Tous les membres de la Commission exprimèrent l'avis, en rétrospective, [TRADUCTION] « que l'on a trop souvent infligé la peine de mort en Illinois depuis son rétablissement en 1977 »[98]. Une mince majorité des 17 membres de la Commission[99] était en faveur de l'abolition de la peine de mort dans cet État; cependant, dans l'ensemble, la conclusion principale de la Commission fut que si l'on conservait la peine capitale, il serait indispensable d'apporter un certain nombre de réformes importantes si l'on voulait obtenir un système équitable d'imposition de la peine de mort au sein de l'État[100].
Le long rapport comporte 85 recommandations de réforme, dont l'obligation d'enregistrer sur bande vidéo les interrogatoires dans le cas d'une cause capitale, de revoir les procédures suivies par la police pour obtenir des identifications par témoin oculaire, de réduire le nombre des circonstances dans lesquelles la peine de mort peut être infligée, d'accroître le financement et la formation des avocats et des juges participant à des causes capitales, d'examiner plus en détail les témoignages de dénonciateurs sous garde, et de mettre en œuvre de nouvelles procédures pour réviser les peines capitales.

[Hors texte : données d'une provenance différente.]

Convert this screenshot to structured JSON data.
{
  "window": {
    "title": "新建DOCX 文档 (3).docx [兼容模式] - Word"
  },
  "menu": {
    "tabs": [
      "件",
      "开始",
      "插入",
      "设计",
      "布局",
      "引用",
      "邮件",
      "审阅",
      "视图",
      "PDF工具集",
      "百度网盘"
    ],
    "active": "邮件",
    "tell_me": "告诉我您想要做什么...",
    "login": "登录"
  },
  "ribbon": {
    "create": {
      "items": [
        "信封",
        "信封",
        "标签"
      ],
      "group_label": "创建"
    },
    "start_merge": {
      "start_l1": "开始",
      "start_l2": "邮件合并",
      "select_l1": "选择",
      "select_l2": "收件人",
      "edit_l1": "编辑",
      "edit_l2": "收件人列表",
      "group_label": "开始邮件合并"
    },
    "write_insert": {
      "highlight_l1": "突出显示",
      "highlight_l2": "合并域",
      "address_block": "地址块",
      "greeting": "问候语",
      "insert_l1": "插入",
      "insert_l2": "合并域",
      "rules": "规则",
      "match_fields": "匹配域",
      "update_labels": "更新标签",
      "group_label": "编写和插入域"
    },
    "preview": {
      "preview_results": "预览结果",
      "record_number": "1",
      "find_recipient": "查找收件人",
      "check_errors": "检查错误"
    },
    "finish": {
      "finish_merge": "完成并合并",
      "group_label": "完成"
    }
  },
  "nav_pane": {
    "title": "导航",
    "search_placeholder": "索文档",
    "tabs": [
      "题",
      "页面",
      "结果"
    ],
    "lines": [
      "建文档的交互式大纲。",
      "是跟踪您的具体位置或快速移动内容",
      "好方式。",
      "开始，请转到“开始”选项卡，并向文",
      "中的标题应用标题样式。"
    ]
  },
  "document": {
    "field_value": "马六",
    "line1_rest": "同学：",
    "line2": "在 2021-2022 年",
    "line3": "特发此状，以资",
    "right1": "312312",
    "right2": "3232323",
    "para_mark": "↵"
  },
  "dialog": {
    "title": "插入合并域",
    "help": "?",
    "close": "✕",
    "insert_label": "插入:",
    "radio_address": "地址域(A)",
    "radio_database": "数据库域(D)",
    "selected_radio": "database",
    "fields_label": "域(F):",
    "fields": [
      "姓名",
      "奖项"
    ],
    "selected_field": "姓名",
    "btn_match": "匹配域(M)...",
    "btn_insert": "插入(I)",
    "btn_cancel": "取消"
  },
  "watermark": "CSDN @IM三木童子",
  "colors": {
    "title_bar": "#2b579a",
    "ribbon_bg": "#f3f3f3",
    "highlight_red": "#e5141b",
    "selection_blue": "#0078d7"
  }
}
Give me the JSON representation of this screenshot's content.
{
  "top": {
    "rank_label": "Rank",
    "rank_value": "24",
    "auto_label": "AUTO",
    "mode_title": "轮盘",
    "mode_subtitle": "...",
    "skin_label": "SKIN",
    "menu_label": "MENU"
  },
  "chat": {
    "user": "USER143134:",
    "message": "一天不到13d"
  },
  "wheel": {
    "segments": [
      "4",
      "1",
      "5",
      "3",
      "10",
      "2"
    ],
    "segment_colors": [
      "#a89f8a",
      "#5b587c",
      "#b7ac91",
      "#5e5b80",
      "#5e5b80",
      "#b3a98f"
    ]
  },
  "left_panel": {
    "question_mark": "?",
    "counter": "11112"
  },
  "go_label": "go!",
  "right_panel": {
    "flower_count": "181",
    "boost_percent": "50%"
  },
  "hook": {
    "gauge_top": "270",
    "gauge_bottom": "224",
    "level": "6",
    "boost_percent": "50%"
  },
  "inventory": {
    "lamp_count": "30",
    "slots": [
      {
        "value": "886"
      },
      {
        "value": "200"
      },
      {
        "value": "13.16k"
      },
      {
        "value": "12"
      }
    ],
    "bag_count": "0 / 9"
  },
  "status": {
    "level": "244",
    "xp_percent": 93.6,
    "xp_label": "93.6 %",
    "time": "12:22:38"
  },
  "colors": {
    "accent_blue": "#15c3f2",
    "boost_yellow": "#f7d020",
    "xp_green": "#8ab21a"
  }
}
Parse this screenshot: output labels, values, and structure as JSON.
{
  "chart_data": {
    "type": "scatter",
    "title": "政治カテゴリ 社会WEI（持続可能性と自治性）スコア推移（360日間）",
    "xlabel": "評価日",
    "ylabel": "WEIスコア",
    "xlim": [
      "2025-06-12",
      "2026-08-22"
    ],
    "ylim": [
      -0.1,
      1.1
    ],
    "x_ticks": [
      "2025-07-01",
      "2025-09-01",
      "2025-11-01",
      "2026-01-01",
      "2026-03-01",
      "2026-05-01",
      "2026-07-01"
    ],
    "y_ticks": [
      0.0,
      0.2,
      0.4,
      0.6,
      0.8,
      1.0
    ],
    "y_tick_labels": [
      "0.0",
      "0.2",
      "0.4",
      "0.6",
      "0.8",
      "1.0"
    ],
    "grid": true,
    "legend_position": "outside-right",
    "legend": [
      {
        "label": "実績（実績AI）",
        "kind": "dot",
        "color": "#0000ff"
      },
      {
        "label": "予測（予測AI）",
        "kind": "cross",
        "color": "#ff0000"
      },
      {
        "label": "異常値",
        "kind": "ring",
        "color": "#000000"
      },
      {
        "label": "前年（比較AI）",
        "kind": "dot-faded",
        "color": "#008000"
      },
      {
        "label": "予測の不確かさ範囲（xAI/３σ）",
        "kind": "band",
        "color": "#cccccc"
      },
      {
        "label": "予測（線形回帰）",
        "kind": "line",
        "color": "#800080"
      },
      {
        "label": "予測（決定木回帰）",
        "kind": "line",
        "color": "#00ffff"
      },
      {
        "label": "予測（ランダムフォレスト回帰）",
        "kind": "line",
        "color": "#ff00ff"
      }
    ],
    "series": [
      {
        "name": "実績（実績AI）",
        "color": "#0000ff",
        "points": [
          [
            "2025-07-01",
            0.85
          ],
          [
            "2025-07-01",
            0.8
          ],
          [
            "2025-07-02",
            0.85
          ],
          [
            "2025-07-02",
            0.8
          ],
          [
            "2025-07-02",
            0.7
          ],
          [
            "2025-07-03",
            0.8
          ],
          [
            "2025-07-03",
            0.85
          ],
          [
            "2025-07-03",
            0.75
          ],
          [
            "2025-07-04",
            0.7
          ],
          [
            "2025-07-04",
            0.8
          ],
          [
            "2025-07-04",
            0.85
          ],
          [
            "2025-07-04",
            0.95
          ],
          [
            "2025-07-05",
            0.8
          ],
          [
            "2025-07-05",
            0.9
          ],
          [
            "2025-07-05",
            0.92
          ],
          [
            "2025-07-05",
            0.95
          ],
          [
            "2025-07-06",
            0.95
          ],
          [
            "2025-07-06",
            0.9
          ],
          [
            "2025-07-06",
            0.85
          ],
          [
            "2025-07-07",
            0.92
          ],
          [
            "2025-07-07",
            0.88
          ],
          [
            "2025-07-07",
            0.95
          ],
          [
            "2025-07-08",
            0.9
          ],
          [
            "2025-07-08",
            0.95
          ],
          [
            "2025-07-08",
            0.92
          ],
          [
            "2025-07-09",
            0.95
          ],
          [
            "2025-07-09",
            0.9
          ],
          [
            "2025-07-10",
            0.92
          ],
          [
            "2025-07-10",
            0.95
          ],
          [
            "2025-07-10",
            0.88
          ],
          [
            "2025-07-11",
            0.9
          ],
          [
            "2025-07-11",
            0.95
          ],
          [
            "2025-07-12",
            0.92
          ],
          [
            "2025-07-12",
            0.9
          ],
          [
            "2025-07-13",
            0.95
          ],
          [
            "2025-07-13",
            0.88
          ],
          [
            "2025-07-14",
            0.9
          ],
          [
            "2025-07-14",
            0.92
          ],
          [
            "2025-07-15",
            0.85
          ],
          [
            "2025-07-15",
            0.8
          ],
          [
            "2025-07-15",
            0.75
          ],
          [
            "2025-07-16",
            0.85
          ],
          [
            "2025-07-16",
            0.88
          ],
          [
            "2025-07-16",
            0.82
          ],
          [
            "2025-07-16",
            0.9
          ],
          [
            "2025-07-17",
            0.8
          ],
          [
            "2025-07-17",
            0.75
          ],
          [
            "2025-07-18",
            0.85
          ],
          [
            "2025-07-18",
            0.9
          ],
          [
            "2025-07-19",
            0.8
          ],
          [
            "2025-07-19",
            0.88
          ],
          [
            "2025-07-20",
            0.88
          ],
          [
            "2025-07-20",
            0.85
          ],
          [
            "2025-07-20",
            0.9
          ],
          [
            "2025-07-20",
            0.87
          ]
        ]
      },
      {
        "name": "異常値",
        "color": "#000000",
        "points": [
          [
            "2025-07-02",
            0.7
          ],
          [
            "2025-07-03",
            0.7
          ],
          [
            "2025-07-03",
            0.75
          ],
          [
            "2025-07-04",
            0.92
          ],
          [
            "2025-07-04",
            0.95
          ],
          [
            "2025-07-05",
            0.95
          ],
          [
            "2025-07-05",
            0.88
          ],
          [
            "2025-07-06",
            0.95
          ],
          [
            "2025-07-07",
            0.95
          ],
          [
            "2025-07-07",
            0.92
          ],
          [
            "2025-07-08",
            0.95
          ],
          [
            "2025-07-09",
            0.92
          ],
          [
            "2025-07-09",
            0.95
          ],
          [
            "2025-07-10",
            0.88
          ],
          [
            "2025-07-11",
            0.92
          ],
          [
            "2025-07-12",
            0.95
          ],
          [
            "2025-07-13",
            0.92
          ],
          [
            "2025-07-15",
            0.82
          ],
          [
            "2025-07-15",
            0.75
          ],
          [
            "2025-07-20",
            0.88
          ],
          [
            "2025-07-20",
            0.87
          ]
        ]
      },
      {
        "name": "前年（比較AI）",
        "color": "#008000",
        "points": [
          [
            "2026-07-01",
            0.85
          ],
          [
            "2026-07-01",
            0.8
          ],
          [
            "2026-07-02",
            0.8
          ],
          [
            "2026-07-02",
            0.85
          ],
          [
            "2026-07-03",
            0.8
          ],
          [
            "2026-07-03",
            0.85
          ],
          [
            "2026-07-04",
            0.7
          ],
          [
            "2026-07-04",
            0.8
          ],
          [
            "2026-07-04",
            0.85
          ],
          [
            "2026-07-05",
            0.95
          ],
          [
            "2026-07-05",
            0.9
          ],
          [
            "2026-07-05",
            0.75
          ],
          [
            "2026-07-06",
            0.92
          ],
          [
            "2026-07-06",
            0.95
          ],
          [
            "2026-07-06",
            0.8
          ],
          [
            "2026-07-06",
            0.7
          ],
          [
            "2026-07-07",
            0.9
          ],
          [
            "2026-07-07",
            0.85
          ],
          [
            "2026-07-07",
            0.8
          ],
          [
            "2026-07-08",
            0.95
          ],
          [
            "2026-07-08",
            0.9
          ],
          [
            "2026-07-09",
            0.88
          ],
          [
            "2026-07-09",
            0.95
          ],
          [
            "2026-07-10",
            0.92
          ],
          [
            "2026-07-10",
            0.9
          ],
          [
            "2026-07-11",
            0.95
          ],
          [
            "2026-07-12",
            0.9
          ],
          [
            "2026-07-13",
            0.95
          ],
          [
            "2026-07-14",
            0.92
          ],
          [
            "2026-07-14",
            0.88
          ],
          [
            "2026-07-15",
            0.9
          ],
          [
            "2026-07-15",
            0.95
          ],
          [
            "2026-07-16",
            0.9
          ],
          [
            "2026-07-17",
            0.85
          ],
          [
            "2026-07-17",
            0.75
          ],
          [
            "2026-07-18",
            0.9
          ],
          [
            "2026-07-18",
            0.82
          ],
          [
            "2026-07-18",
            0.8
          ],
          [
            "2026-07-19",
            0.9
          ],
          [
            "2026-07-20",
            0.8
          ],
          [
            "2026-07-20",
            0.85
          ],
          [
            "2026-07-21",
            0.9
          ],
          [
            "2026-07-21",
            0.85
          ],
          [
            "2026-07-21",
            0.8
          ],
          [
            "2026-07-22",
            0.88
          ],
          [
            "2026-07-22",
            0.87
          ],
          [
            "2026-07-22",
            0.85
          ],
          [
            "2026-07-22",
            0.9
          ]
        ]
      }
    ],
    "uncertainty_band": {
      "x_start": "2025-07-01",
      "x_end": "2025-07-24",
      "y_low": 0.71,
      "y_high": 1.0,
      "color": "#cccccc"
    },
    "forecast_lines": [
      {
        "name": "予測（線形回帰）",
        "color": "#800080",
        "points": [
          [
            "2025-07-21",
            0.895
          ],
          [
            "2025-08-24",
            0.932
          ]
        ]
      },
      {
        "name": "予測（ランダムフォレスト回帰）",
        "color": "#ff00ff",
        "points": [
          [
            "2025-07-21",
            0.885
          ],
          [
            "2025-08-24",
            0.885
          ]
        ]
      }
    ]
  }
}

S'inspirant dans une large mesure des enquêtes Morin et Sophonow, et dans certains cas, adoptant textuellement des recommandations formulées dans les rapports connexes, la Commission insista particulièrement sur le rôle critique des avocats de la défense[101] :
[TRADUCTION] L'analyse qu'a faite la Commission de plus de 250 causes dans lesquelles on a infligé la peine de mort depuis 1977 révèle que quelque 21 % des annulations étaient imputables à des lacunes dans la conduite des avocats de la défense. Environ 26 % des causes ont été annulées à cause de la conduite d'un procureur que la Cour suprême a jugée irrégulière et annulable. Ensemble, ces deux types d'erreurs comptent pour un nombre élevé des causes annulées en appel.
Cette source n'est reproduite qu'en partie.